In order for a crew to be sustainable, they must continually draw in new members. Luckily, this isn’t a chore! A larger crew can lead to more activities and more fun! Often times, crews lose members as their youth grow older and either move to a different location or age out. One of the best ways to prevent this is to ensure that your crew membership always represents a variety of age groups. A crew that is constantly bringing in new members will not only positively impact more youth, but will also offer a better program to the Venturers already involved.
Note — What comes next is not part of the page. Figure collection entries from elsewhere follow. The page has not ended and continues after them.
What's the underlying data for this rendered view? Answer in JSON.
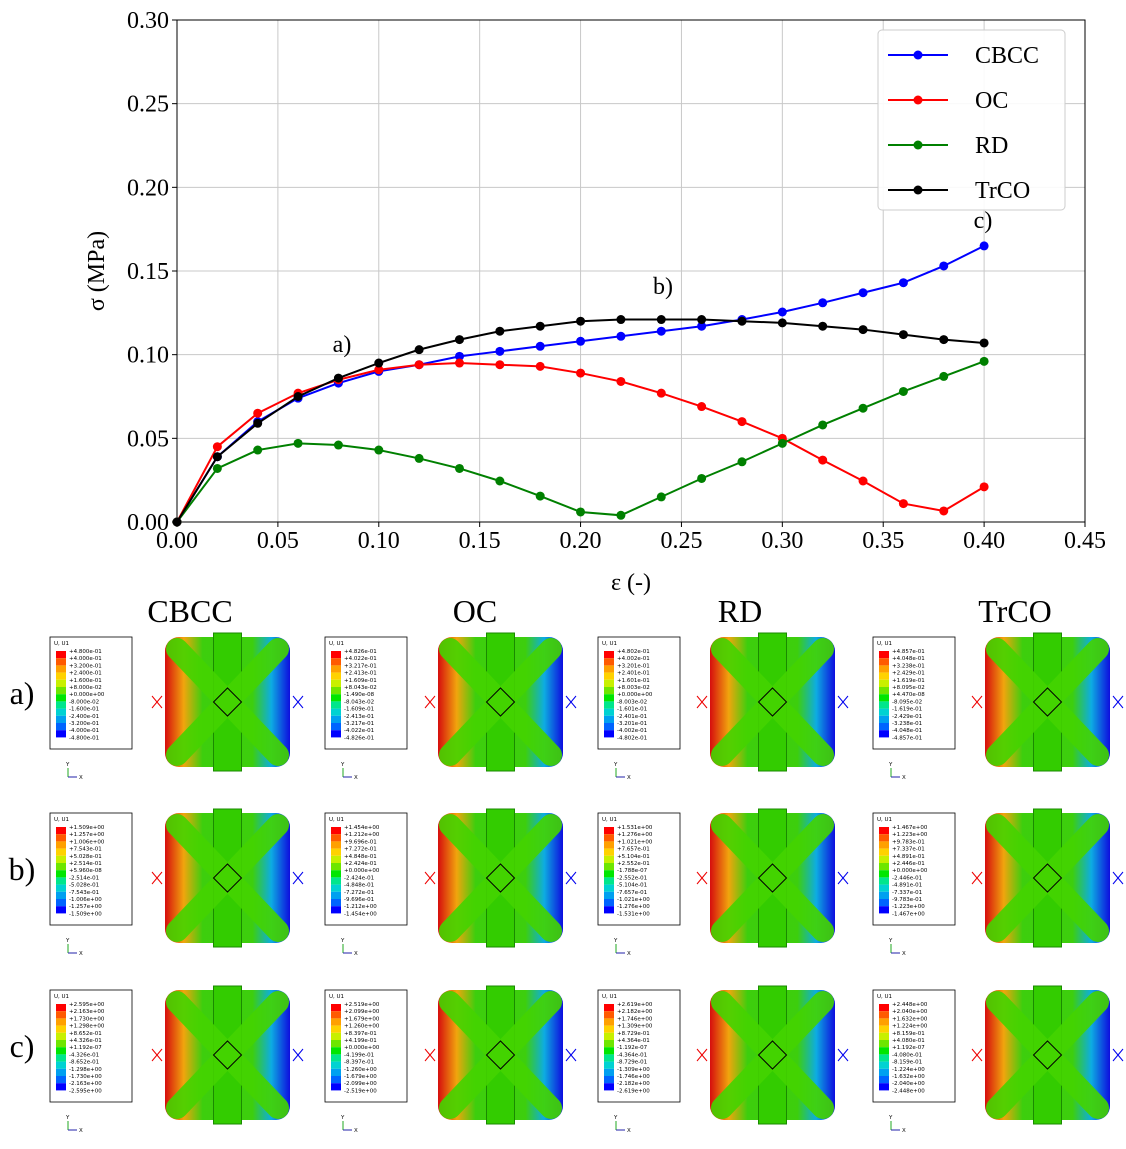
{
  "chart_data": {
    "type": "line",
    "xlabel": "ε (-)",
    "ylabel": "σ (MPa)",
    "x": [
      0.0,
      0.02,
      0.04,
      0.06,
      0.08,
      0.1,
      0.12,
      0.14,
      0.16,
      0.18,
      0.2,
      0.22,
      0.24,
      0.26,
      0.28,
      0.3,
      0.32,
      0.34,
      0.36,
      0.38,
      0.4
    ],
    "series": [
      {
        "name": "CBCC",
        "color": "#0000ff",
        "values": [
          0,
          0.039,
          0.06,
          0.074,
          0.083,
          0.09,
          0.094,
          0.099,
          0.102,
          0.105,
          0.108,
          0.111,
          0.114,
          0.117,
          0.121,
          0.1255,
          0.131,
          0.137,
          0.143,
          0.153,
          0.165
        ]
      },
      {
        "name": "OC",
        "color": "#ff0000",
        "values": [
          0,
          0.045,
          0.065,
          0.077,
          0.085,
          0.091,
          0.094,
          0.095,
          0.094,
          0.093,
          0.089,
          0.084,
          0.077,
          0.069,
          0.06,
          0.05,
          0.037,
          0.0245,
          0.011,
          0.0066,
          0.021
        ]
      },
      {
        "name": "RD",
        "color": "#008000",
        "values": [
          0,
          0.032,
          0.043,
          0.047,
          0.046,
          0.043,
          0.038,
          0.032,
          0.0245,
          0.0155,
          0.006,
          0.004,
          0.015,
          0.026,
          0.036,
          0.047,
          0.058,
          0.068,
          0.078,
          0.087,
          0.096
        ]
      },
      {
        "name": "TrCO",
        "color": "#000000",
        "values": [
          0,
          0.039,
          0.059,
          0.075,
          0.086,
          0.095,
          0.103,
          0.109,
          0.114,
          0.117,
          0.12,
          0.121,
          0.121,
          0.121,
          0.12,
          0.119,
          0.117,
          0.115,
          0.112,
          0.109,
          0.107
        ]
      }
    ],
    "xlim": [
      0,
      0.45
    ],
    "xticks": [
      {
        "value": 0,
        "label": "0.00"
      },
      {
        "value": 0.05,
        "label": "0.05"
      },
      {
        "value": 0.1,
        "label": "0.10"
      },
      {
        "value": 0.15,
        "label": "0.15"
      },
      {
        "value": 0.2,
        "label": "0.20"
      },
      {
        "value": 0.25,
        "label": "0.25"
      },
      {
        "value": 0.3,
        "label": "0.30"
      },
      {
        "value": 0.35,
        "label": "0.35"
      },
      {
        "value": 0.4,
        "label": "0.40"
      },
      {
        "value": 0.45,
        "label": "0.45"
      }
    ],
    "ylim": [
      0,
      0.3
    ],
    "yticks": [
      {
        "value": 0,
        "label": "0.00"
      },
      {
        "value": 0.05,
        "label": "0.05"
      },
      {
        "value": 0.1,
        "label": "0.10"
      },
      {
        "value": 0.15,
        "label": "0.15"
      },
      {
        "value": 0.2,
        "label": "0.20"
      },
      {
        "value": 0.25,
        "label": "0.25"
      },
      {
        "value": 0.3,
        "label": "0.30"
      }
    ],
    "grid": true,
    "legend": "upper right",
    "annotations": [
      "a)",
      "b)",
      "c)"
    ]
  },
  "panel": {
    "columns": [
      "CBCC",
      "OC",
      "RD",
      "TrCO"
    ],
    "rows": [
      "a)",
      "b)",
      "c)"
    ],
    "contour_title": "U, U1",
    "triad_y": "Y",
    "triad_x": "X",
    "legends": [
      [
        [
          "+4.800e-01",
          "+4.000e-01",
          "+3.200e-01",
          "+2.400e-01",
          "+1.600e-01",
          "+8.000e-02",
          "+0.000e+00",
          "-8.000e-02",
          "-1.600e-01",
          "-2.400e-01",
          "-3.200e-01",
          "-4.000e-01",
          "-4.800e-01"
        ],
        [
          "+4.826e-01",
          "+4.022e-01",
          "+3.217e-01",
          "+2.413e-01",
          "+1.609e-01",
          "+8.043e-02",
          "-1.490e-08",
          "-8.043e-02",
          "-1.609e-01",
          "-2.413e-01",
          "-3.217e-01",
          "-4.022e-01",
          "-4.826e-01"
        ],
        [
          "+4.802e-01",
          "+4.002e-01",
          "+3.201e-01",
          "+2.401e-01",
          "+1.601e-01",
          "+8.003e-02",
          "+0.000e+00",
          "-8.003e-02",
          "-1.601e-01",
          "-2.401e-01",
          "-3.201e-01",
          "-4.002e-01",
          "-4.802e-01"
        ],
        [
          "+4.857e-01",
          "+4.048e-01",
          "+3.238e-01",
          "+2.429e-01",
          "+1.619e-01",
          "+8.095e-02",
          "+4.470e-08",
          "-8.095e-02",
          "-1.619e-01",
          "-2.429e-01",
          "-3.238e-01",
          "-4.048e-01",
          "-4.857e-01"
        ]
      ],
      [
        [
          "+1.509e+00",
          "+1.257e+00",
          "+1.006e+00",
          "+7.543e-01",
          "+5.028e-01",
          "+2.514e-01",
          "+5.960e-08",
          "-2.514e-01",
          "-5.028e-01",
          "-7.543e-01",
          "-1.006e+00",
          "-1.257e+00",
          "-1.509e+00"
        ],
        [
          "+1.454e+00",
          "+1.212e+00",
          "+9.696e-01",
          "+7.272e-01",
          "+4.848e-01",
          "+2.424e-01",
          "+0.000e+00",
          "-2.424e-01",
          "-4.848e-01",
          "-7.272e-01",
          "-9.696e-01",
          "-1.212e+00",
          "-1.454e+00"
        ],
        [
          "+1.531e+00",
          "+1.276e+00",
          "+1.021e+00",
          "+7.657e-01",
          "+5.104e-01",
          "+2.552e-01",
          "-1.788e-07",
          "-2.552e-01",
          "-5.104e-01",
          "-7.657e-01",
          "-1.021e+00",
          "-1.276e+00",
          "-1.531e+00"
        ],
        [
          "+1.467e+00",
          "+1.223e+00",
          "+9.783e-01",
          "+7.337e-01",
          "+4.891e-01",
          "+2.446e-01",
          "+0.000e+00",
          "-2.446e-01",
          "-4.891e-01",
          "-7.337e-01",
          "-9.783e-01",
          "-1.223e+00",
          "-1.467e+00"
        ]
      ],
      [
        [
          "+2.595e+00",
          "+2.163e+00",
          "+1.730e+00",
          "+1.298e+00",
          "+8.652e-01",
          "+4.326e-01",
          "+1.192e-07",
          "-4.326e-01",
          "-8.652e-01",
          "-1.298e+00",
          "-1.730e+00",
          "-2.163e+00",
          "-2.595e+00"
        ],
        [
          "+2.519e+00",
          "+2.099e+00",
          "+1.679e+00",
          "+1.260e+00",
          "+8.397e-01",
          "+4.199e-01",
          "+0.000e+00",
          "-4.199e-01",
          "-8.397e-01",
          "-1.260e+00",
          "-1.679e+00",
          "-2.099e+00",
          "-2.519e+00"
        ],
        [
          "+2.619e+00",
          "+2.182e+00",
          "+1.746e+00",
          "+1.309e+00",
          "+8.729e-01",
          "+4.364e-01",
          "-1.192e-07",
          "-4.364e-01",
          "-8.729e-01",
          "-1.309e+00",
          "-1.746e+00",
          "-2.182e+00",
          "-2.619e+00"
        ],
        [
          "+2.448e+00",
          "+2.040e+00",
          "+1.632e+00",
          "+1.224e+00",
          "+8.159e-01",
          "+4.080e-01",
          "+1.192e-07",
          "-4.080e-01",
          "-8.159e-01",
          "-1.224e+00",
          "-1.632e+00",
          "-2.040e+00",
          "-2.448e+00"
        ]
      ]
    ]
  }
}
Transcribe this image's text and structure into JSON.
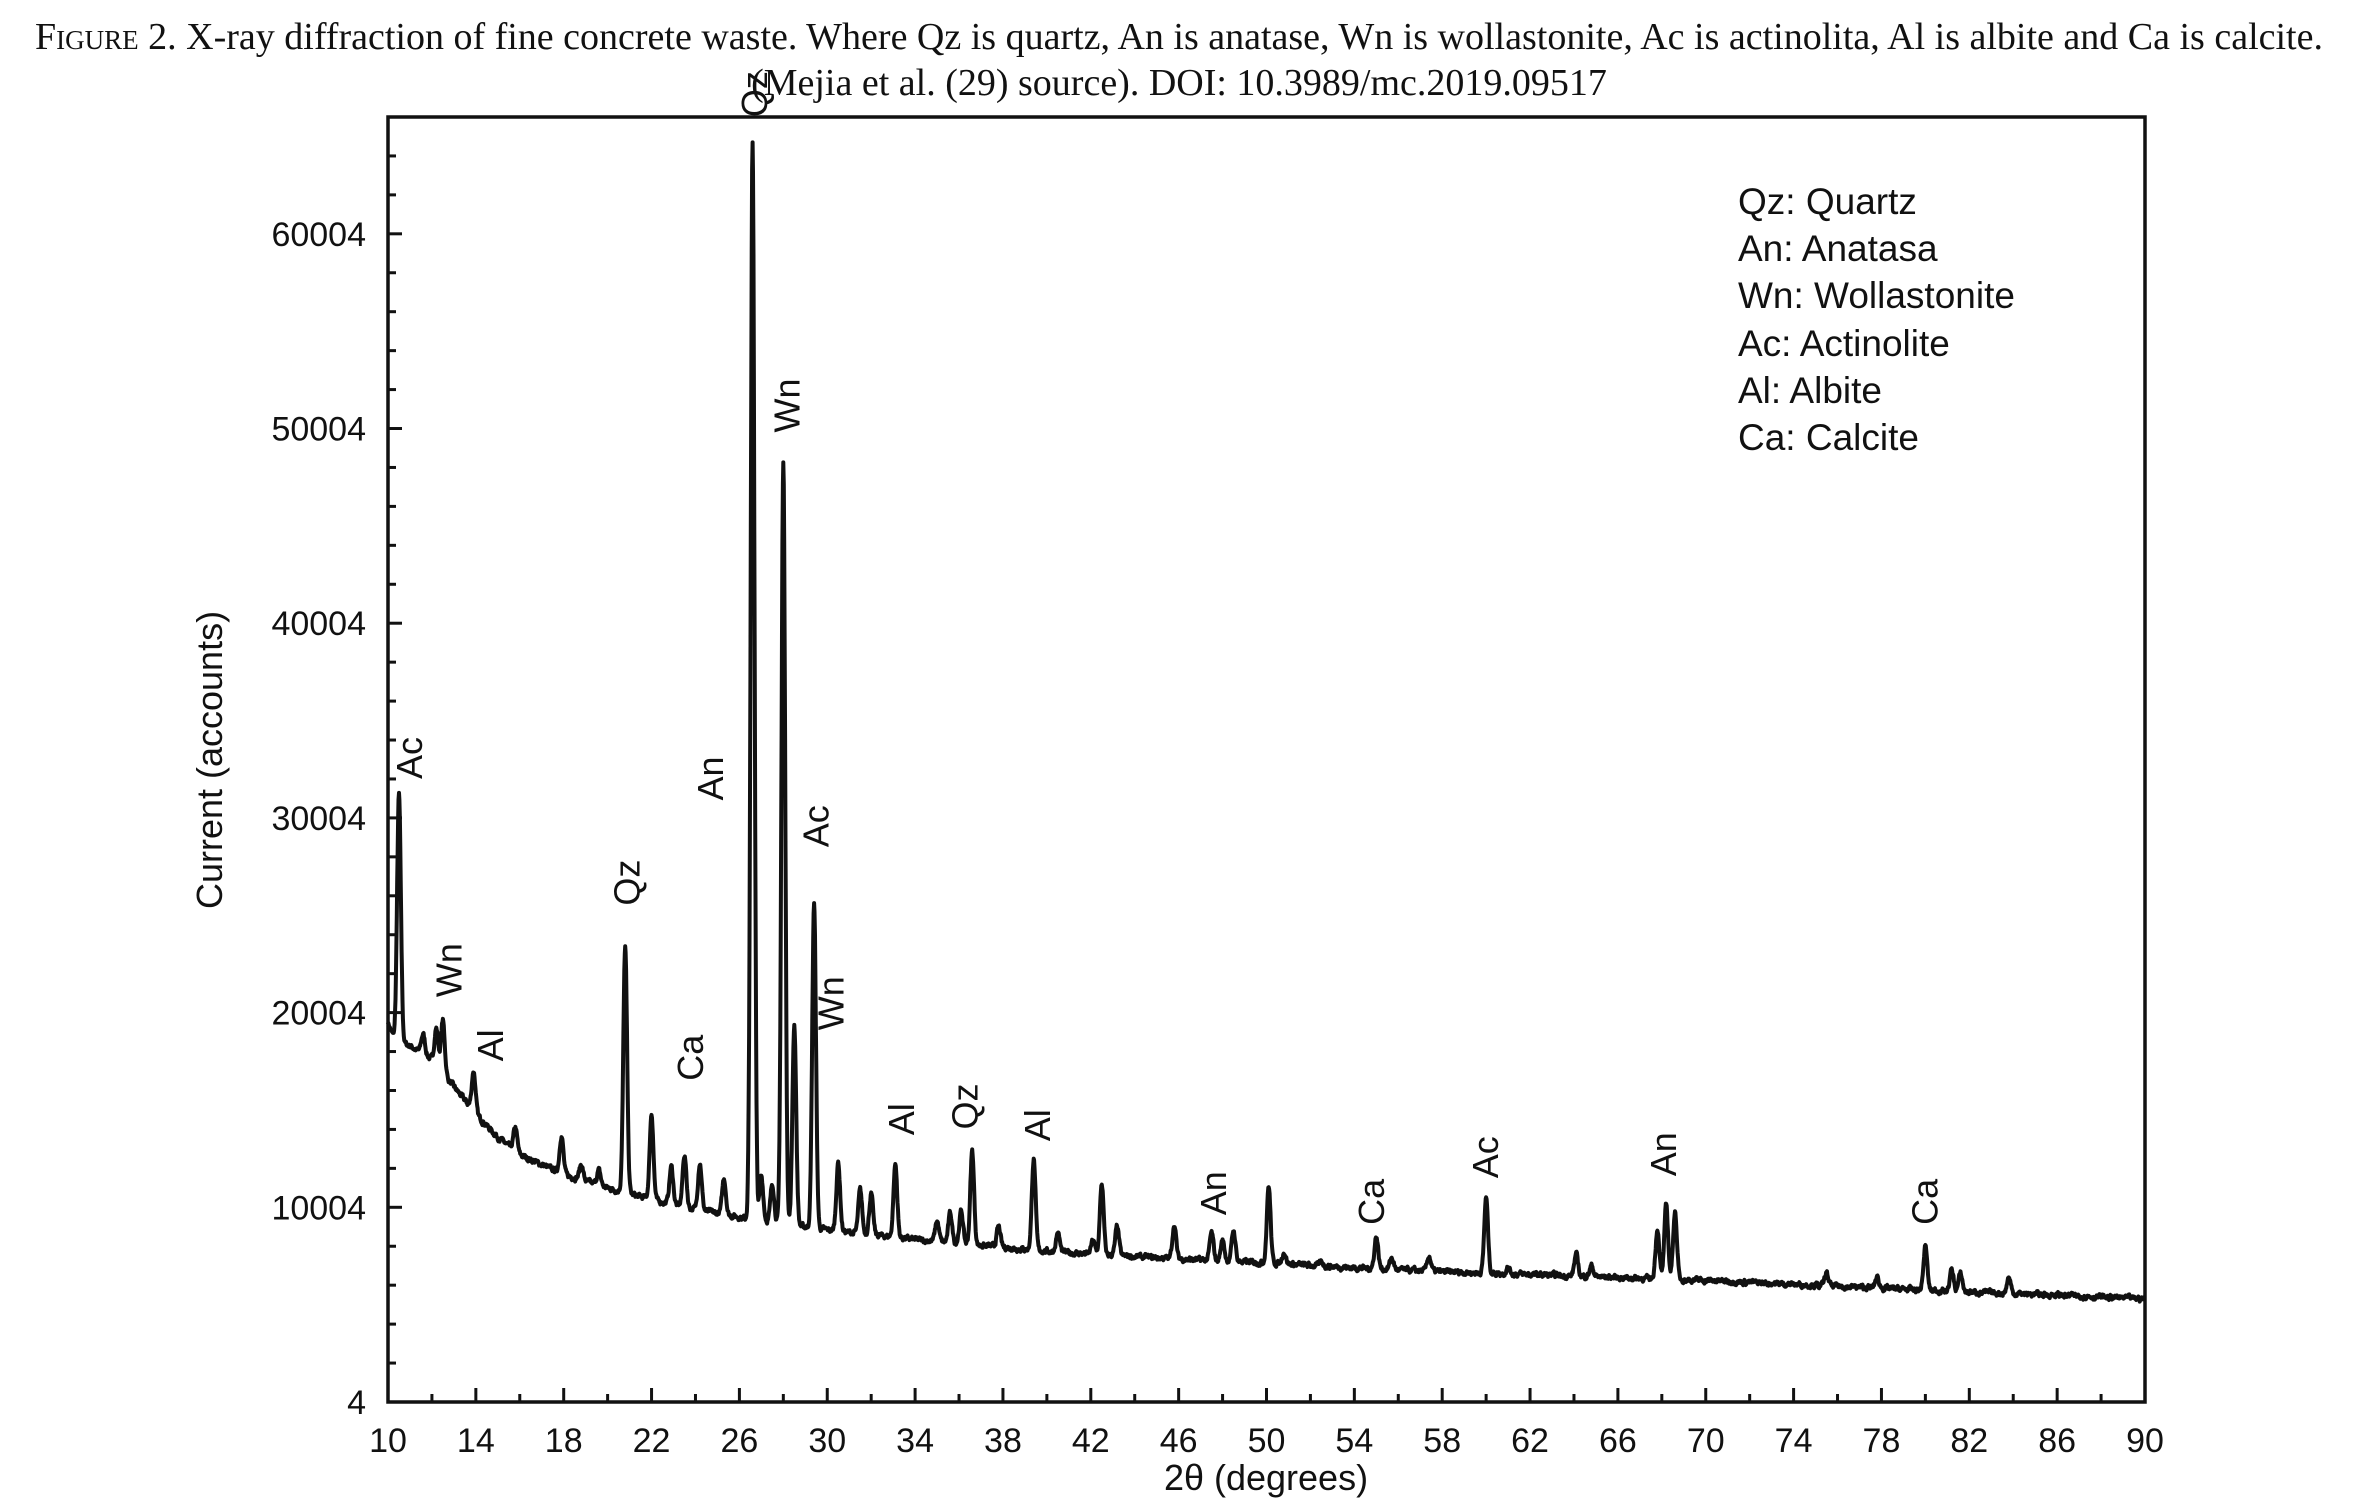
{
  "caption": {
    "prefix": "Figure 2.",
    "text": " X-ray diffraction of fine concrete waste. Where Qz is quartz, An is anatase, Wn is wollastonite, Ac is actinolita, Al is albite and Ca is calcite. (Mejia et al. (29) source). DOI: 10.3989/mc.2019.09517"
  },
  "colors": {
    "line": "#111111",
    "axis": "#111111"
  },
  "chart_data": {
    "type": "line",
    "xlabel": "2θ (degrees)",
    "ylabel": "Current (accounts)",
    "xlim": [
      10,
      90
    ],
    "ylim": [
      4,
      66004
    ],
    "x_ticks": [
      10,
      14,
      18,
      22,
      26,
      30,
      34,
      38,
      42,
      46,
      50,
      54,
      58,
      62,
      66,
      70,
      74,
      78,
      82,
      86,
      90
    ],
    "y_ticks": [
      4,
      10004,
      20004,
      30004,
      40004,
      50004,
      60004
    ],
    "grid": false,
    "legend_position": "top-right",
    "legend": [
      "Qz: Quartz",
      "An: Anatasa",
      "Wn: Wollastonite",
      "Ac: Actinolite",
      "Al: Albite",
      "Ca: Calcite"
    ],
    "background": [
      [
        10.0,
        19500
      ],
      [
        10.3,
        18600
      ],
      [
        11,
        18300
      ],
      [
        12,
        17600
      ],
      [
        13,
        16200
      ],
      [
        14,
        14800
      ],
      [
        15,
        13600
      ],
      [
        16,
        12700
      ],
      [
        18,
        11700
      ],
      [
        20,
        11000
      ],
      [
        22,
        10400
      ],
      [
        24,
        9900
      ],
      [
        26,
        9500
      ],
      [
        28,
        9150
      ],
      [
        30,
        8850
      ],
      [
        32,
        8600
      ],
      [
        34,
        8350
      ],
      [
        36,
        8150
      ],
      [
        38,
        7950
      ],
      [
        40,
        7750
      ],
      [
        42,
        7600
      ],
      [
        46,
        7350
      ],
      [
        50,
        7150
      ],
      [
        54,
        6900
      ],
      [
        58,
        6700
      ],
      [
        62,
        6550
      ],
      [
        66,
        6400
      ],
      [
        70,
        6250
      ],
      [
        74,
        6050
      ],
      [
        78,
        5850
      ],
      [
        82,
        5650
      ],
      [
        86,
        5500
      ],
      [
        90,
        5300
      ]
    ],
    "peaks": [
      {
        "x": 10.5,
        "y": 31200
      },
      {
        "x": 11.6,
        "y": 18900
      },
      {
        "x": 12.2,
        "y": 19200
      },
      {
        "x": 12.5,
        "y": 19600
      },
      {
        "x": 13.9,
        "y": 17000
      },
      {
        "x": 15.8,
        "y": 14100
      },
      {
        "x": 17.9,
        "y": 13700
      },
      {
        "x": 18.8,
        "y": 12200
      },
      {
        "x": 19.6,
        "y": 11900
      },
      {
        "x": 20.8,
        "y": 23400
      },
      {
        "x": 22.0,
        "y": 14800
      },
      {
        "x": 22.9,
        "y": 12100
      },
      {
        "x": 23.5,
        "y": 12700
      },
      {
        "x": 24.2,
        "y": 12300
      },
      {
        "x": 25.3,
        "y": 11500
      },
      {
        "x": 26.6,
        "y": 64700
      },
      {
        "x": 27.0,
        "y": 11600
      },
      {
        "x": 27.5,
        "y": 11200
      },
      {
        "x": 28.0,
        "y": 48200
      },
      {
        "x": 28.5,
        "y": 19400
      },
      {
        "x": 29.4,
        "y": 25600
      },
      {
        "x": 30.5,
        "y": 12300
      },
      {
        "x": 31.5,
        "y": 10900
      },
      {
        "x": 32.0,
        "y": 10700
      },
      {
        "x": 33.1,
        "y": 12200
      },
      {
        "x": 35.0,
        "y": 9300
      },
      {
        "x": 35.6,
        "y": 9700
      },
      {
        "x": 36.1,
        "y": 9800
      },
      {
        "x": 36.6,
        "y": 12900
      },
      {
        "x": 37.8,
        "y": 9000
      },
      {
        "x": 39.4,
        "y": 12500
      },
      {
        "x": 40.5,
        "y": 8700
      },
      {
        "x": 42.1,
        "y": 8300
      },
      {
        "x": 42.5,
        "y": 11200
      },
      {
        "x": 43.2,
        "y": 9000
      },
      {
        "x": 45.8,
        "y": 9100
      },
      {
        "x": 47.5,
        "y": 8700
      },
      {
        "x": 48.0,
        "y": 8300
      },
      {
        "x": 48.5,
        "y": 8800
      },
      {
        "x": 50.1,
        "y": 11100
      },
      {
        "x": 50.8,
        "y": 7700
      },
      {
        "x": 52.5,
        "y": 7200
      },
      {
        "x": 55.0,
        "y": 8500
      },
      {
        "x": 55.7,
        "y": 7400
      },
      {
        "x": 57.4,
        "y": 7500
      },
      {
        "x": 60.0,
        "y": 10500
      },
      {
        "x": 61.0,
        "y": 6900
      },
      {
        "x": 64.1,
        "y": 7600
      },
      {
        "x": 64.8,
        "y": 7000
      },
      {
        "x": 67.8,
        "y": 8900
      },
      {
        "x": 68.2,
        "y": 10100
      },
      {
        "x": 68.6,
        "y": 9800
      },
      {
        "x": 75.5,
        "y": 6600
      },
      {
        "x": 77.8,
        "y": 6400
      },
      {
        "x": 80.0,
        "y": 8000
      },
      {
        "x": 81.2,
        "y": 6800
      },
      {
        "x": 81.6,
        "y": 6600
      },
      {
        "x": 83.8,
        "y": 6400
      }
    ],
    "annotations": [
      {
        "label": "Ac",
        "x": 11.0,
        "y": 32000
      },
      {
        "label": "Wn",
        "x": 12.8,
        "y": 20800
      },
      {
        "label": "Al",
        "x": 14.7,
        "y": 17500
      },
      {
        "label": "Qz",
        "x": 20.9,
        "y": 25500
      },
      {
        "label": "Ca",
        "x": 23.8,
        "y": 16500
      },
      {
        "label": "An",
        "x": 24.7,
        "y": 30900
      },
      {
        "label": "Qz",
        "x": 26.7,
        "y": 66000
      },
      {
        "label": "Wn",
        "x": 28.2,
        "y": 49800
      },
      {
        "label": "Ac",
        "x": 29.5,
        "y": 28500
      },
      {
        "label": "Wn",
        "x": 30.2,
        "y": 19100
      },
      {
        "label": "Al",
        "x": 33.4,
        "y": 13700
      },
      {
        "label": "Qz",
        "x": 36.3,
        "y": 14000
      },
      {
        "label": "Al",
        "x": 39.6,
        "y": 13400
      },
      {
        "label": "An",
        "x": 47.6,
        "y": 9600
      },
      {
        "label": "Ca",
        "x": 54.8,
        "y": 9100
      },
      {
        "label": "Ac",
        "x": 60.0,
        "y": 11500
      },
      {
        "label": "An",
        "x": 68.1,
        "y": 11600
      },
      {
        "label": "Ca",
        "x": 80.0,
        "y": 9100
      }
    ]
  }
}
Research has shown that the best way to draw in new members is quite simple: talking to them! We call this peer-to-peer recruiting. Asking your friends to join you for an activity or event and try out Venturing is the heart of peer-to-peer recruiting. Sharing your experiences of the amazing adventures you’ve completed and posting exciting pictures on social media can definitely help to get the word out to your peers. To assist with this effort, a Venturing Recruiting Toolbox has been put together with helpful resources you may need to recruit new members. They are intended for an individual crew member to hand flyers or brochures to prospective members. Councils and crews may use these materials to promote recruitment.
Your crew may find it helpful to create a Recruiting Plan. One aspect of the plan is to design events that draw in new members. One of the requirements for the Pathfinder Award is actually to design a project that sustains and grows your crew! However, be sure to remember that recruitment is not a once-a-year experience. Your crew may have multiple open houses throughout the program year, or invite guests to many of your events. Crew sustainability and recruitment are ongoing responsibilities for your crew.
Open House Events
The Venturing crew open house is a crew event where prospective members (and possibly their parents) are invited to a crew activity, given an opportunity to find out about your crew and its program, and invited to join. The open house may be a prelude to inviting prospective members to a crew outing organized as a Tier I adventure.
The event has two purposes. The primary purpose is to introduce potential new members to your crew. First impressions are key, so plan an open house with that in mind. You might get only one opportunity to show off what you do and to invite someone to join. The second purpose of an open house is to make the crew feel good about what the crew is accomplishing and how it brings its vision to life.
When planning an open house, be bold and creative! The open house could be a very simple meeting where the potential members learn about the crew’s past and future programs, or it can be BOLD. A high-adventure oriented crew, for example, could meet potential new members outside the meeting place, where they will climb and then rappel off the side of the building. A sports-oriented crew could offer a sports maze where guests do several sports, such as shooting basketballs, throwing a football at a target, hitting a hockey puck into a net, and identifying famous athletes.
Crew officers have the primary responsibility for planning and conducting the open house. Usually the Vice President of Administration is the chair for planning the open house, or the Crew President can assign another crew member to be the chair. The open house chair then recruits a committee to plan and conduct an open house.
Planning the event will take one or two meetings and should start at least four to six weeks before an open house. The first planning meeting will be to explain why you are doing the open house, plan what you will do, and make assignments. The next meeting, which occurs one or two weeks before the open house, is a follow-up, is-everything-done-type meeting. Open houses and their planning meetings should be Venturer-run, not adult-run.